LOURDES DEL RÍO, CORRESPONDENT, UNIVISION: But this decision of Pope Francis doesn't take place in a vacuum. Experts say the Pontiff could certainly be testing the waters to eventually make even more dramatic changes in other aspects of Catholic doctrine.
DANIEL ÁLVAREZ, PROFESSOR OF THEOLOGY, FLORIDA INTERNATIONAL UNIVERSITY: His stance is always anti-legalistic. And in the name of anti-legalism many new things can arise. For example, priesthood for women, and the end of celibacy.
The tone of the coverage was similar during the beginning of the summer as well, when the Pope also scored major headlines after it was reported that he privately told an errant homosexual priest’s gay sexual abuse victim “that you are gay does not matter. God made you like that and he loves you like that.”
As MRC Latino noted at the time, while the Pope’s alleged words could be interpreted in a way consistent with classic Catholic teaching that God “hates the sin, but loves the sinner” (and the victim himself subsequently told the Philadelphia Inquirer that he did not interpret the Pope’s words as portending a change in Church teaching), the trumpeted interpretation by the liberal media was decidedly that the Pope and the Catholic Church now essentially both “love the sin, and love the sinner.”
However, during several occasions this summer, the Pope has also made clearly conservative, orthodox statements on equally controversial topics, only to receive the stone cold silent treatment from these same media. For example, just weeks after the revelation of his private statement to the Chilean sexual abuse victim, while speaking on the record to the Italian Family Association, the Pope explicitly declared that “It is painful to say this today: People speak of varied families, of various kinds of family,” but “the family [as] man and woman in the image of God is the only one.” This latter remark, which leaves no room for liberal spin or wiggle room, fell on completely deaf ears on all the top U.S. morning and evening television shows, both in English and Spanish.
In another severe, on the record statement against the agenda of the “gay lobby” the Pope also warned Italian bishops to vet carefully applicants to the priesthood and reject anyone they suspect might be incorrigibly homosexual, telling them “if in doubt, better not let them enter.” Once again, the top U.S. television networks, in both English and Spanish, chose to totally ignore a statement by the Pope that was clearly and unequivocally adverse to the LGBTQ policy agenda.
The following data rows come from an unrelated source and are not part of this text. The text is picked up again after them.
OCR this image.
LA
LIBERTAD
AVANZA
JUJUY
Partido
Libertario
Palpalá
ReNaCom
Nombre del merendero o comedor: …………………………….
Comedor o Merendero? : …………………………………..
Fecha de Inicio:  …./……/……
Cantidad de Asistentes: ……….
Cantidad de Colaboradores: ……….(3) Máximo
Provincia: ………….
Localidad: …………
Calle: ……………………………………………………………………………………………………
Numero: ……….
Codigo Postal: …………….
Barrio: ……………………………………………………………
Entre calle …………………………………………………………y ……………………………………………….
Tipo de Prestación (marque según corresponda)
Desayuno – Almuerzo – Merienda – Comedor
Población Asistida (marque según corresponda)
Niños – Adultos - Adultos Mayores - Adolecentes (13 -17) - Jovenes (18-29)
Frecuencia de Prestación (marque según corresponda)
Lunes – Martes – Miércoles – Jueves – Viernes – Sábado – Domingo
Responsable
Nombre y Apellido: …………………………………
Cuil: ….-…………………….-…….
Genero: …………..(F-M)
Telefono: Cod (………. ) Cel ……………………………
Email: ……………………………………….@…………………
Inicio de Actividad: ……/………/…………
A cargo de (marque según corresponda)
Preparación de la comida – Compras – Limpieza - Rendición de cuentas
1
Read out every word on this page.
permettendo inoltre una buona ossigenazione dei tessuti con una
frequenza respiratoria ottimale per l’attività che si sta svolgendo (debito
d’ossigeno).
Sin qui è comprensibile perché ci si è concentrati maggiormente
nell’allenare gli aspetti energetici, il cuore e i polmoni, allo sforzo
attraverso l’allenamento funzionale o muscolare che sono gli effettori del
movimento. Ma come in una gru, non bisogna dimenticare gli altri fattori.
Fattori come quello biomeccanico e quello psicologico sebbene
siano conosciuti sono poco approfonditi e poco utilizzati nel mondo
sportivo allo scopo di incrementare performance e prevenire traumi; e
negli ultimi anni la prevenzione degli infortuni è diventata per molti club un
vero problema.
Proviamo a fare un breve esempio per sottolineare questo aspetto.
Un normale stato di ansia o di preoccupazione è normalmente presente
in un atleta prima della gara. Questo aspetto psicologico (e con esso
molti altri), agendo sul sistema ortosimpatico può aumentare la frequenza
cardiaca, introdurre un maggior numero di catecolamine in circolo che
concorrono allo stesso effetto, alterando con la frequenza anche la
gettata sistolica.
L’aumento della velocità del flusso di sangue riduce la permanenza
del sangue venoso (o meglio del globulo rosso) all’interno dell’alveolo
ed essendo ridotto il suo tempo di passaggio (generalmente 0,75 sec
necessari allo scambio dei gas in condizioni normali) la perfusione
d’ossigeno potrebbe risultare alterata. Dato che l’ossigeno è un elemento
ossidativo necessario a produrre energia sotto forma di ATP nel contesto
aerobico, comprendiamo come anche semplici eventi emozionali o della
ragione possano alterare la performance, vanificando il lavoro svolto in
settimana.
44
As the Catholic League’s Bill Donohue pointed out, this selective coverage of the Pope’s recent remarks and actions is important, particularly as we look ahead to the upcoming World Meeting of Families, a Vatican-sponsored event which will be held in Ireland from August 22-26. “Gay activists are desperately trying to redefine the family to include homosexual couples” Donohue noted in an analysis of developments leading up to the event, but “Pope Francis has thrown a monkey wrench into their agenda.”
Kudos to the leader of over one billion Catholics worldwide for continuing to share his perspective on the controversial moral questions of the day, but shame on the liberal media for trying to muzzle him to only fit the agenda that is pleasing to their ears.